My Lords, it is already the case that the serious assault of a child is illegal. What we are talking about is smacking children. Is there any evidence that, since that has been introduced into countries, parents are being prosecuted—that is what it means; prosecuting parents—and that that has helped the situation?
My noble friend is right that it is, as I have emphasised, already illegal to assault a child. He is also right to identify what we can most effectively do to prevent parents feeling that they need to resort to smacking in order to discipline or control their children. The £900 million that we are investing in the Best Start in Life centres, for example, is being used to develop parenting education on behaviour management. How do you set appropriate boundaries? What type of methods should you and could you use to discipline your children? That feels like a more constructive and wide-ranging response than a change in the law at this point.

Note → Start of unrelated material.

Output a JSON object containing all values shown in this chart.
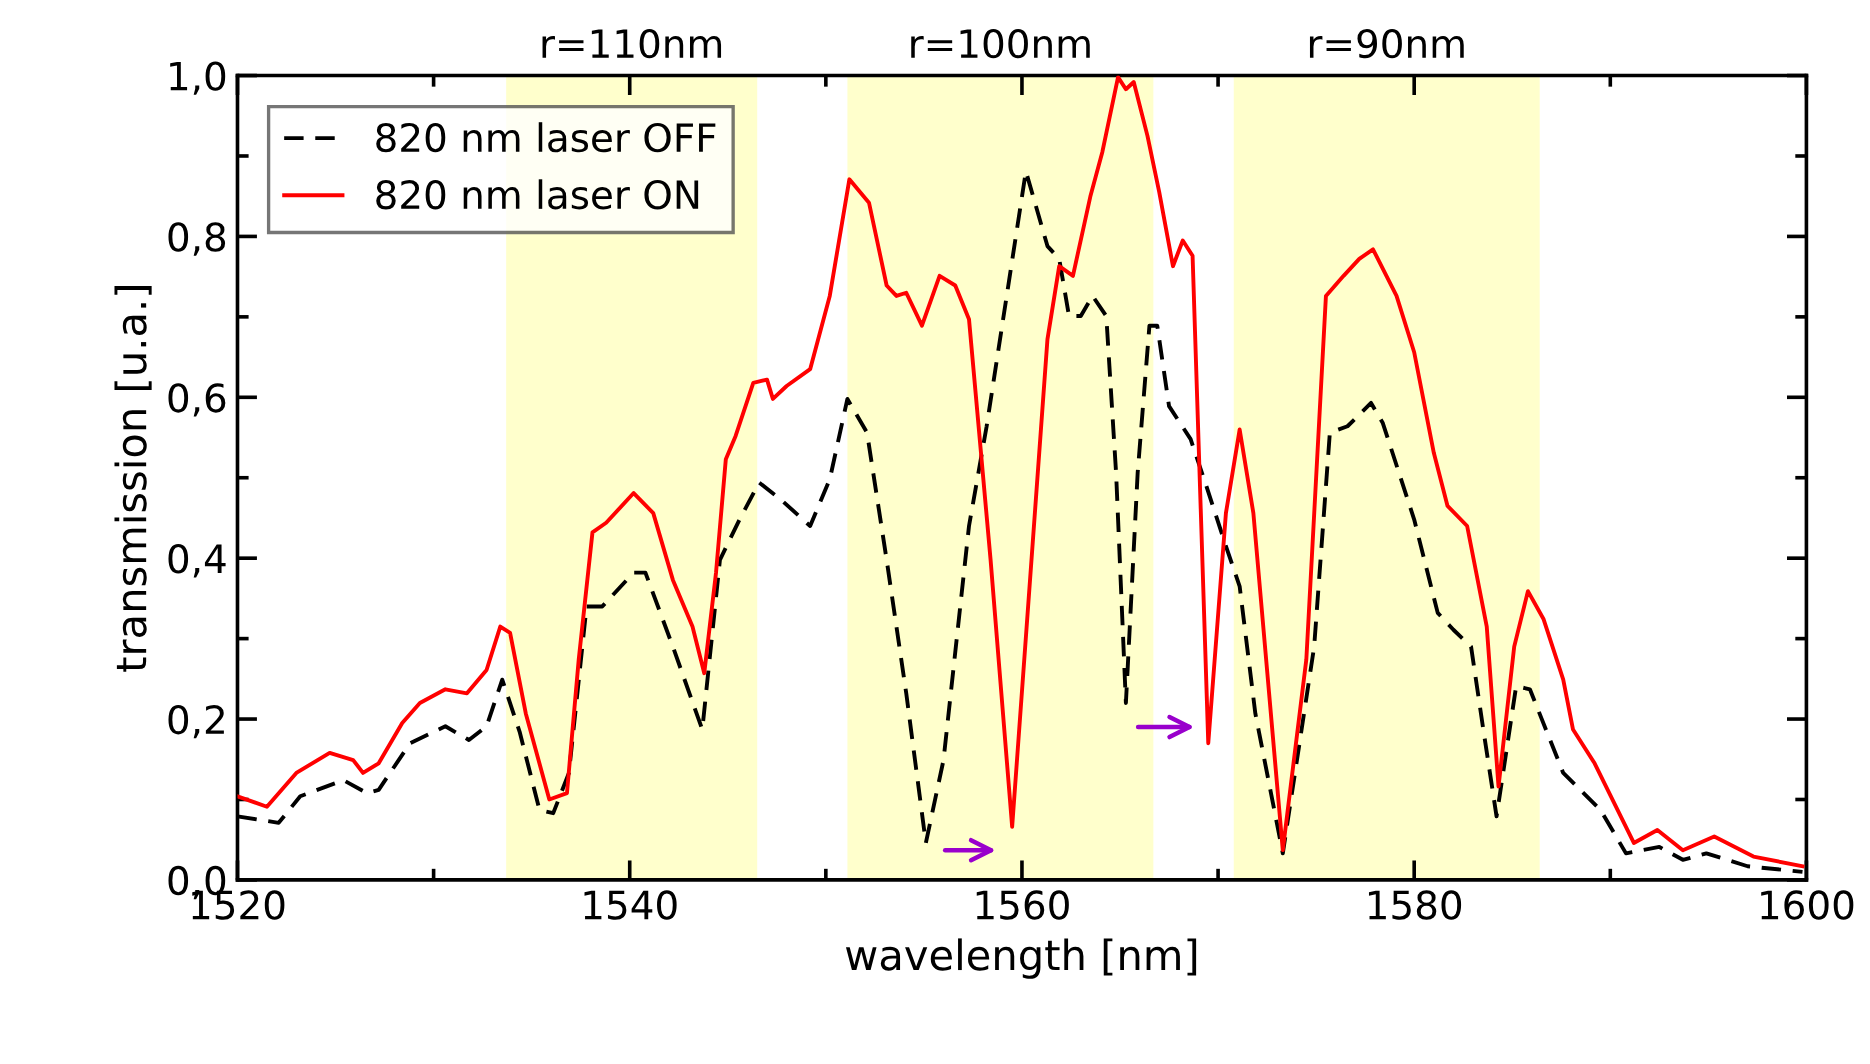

My Lords, did not the Preston Davey case prove that the current situation is simply not working? That poor boy was sexually assaulted and abused for months. The question has to be asked: why did no one from any agency pick this up?
One of the important points about the legislation that we have just taken through this House is a stronger duty to report abuse and to share information. We must continue to support and train all professional staff who work with children to understand their responsibilities to both recognise and report abuse when they see it.
My Lords, does the Minister agree that there has been overwhelming acceptance in Wales of the policy that was introduced by the former Labour Government? In the recent election, there was hardly an issue on this matter arising. Will she take the opportunity to discuss with her two colleagues who are former First Ministers of Wales how this policy has been implemented?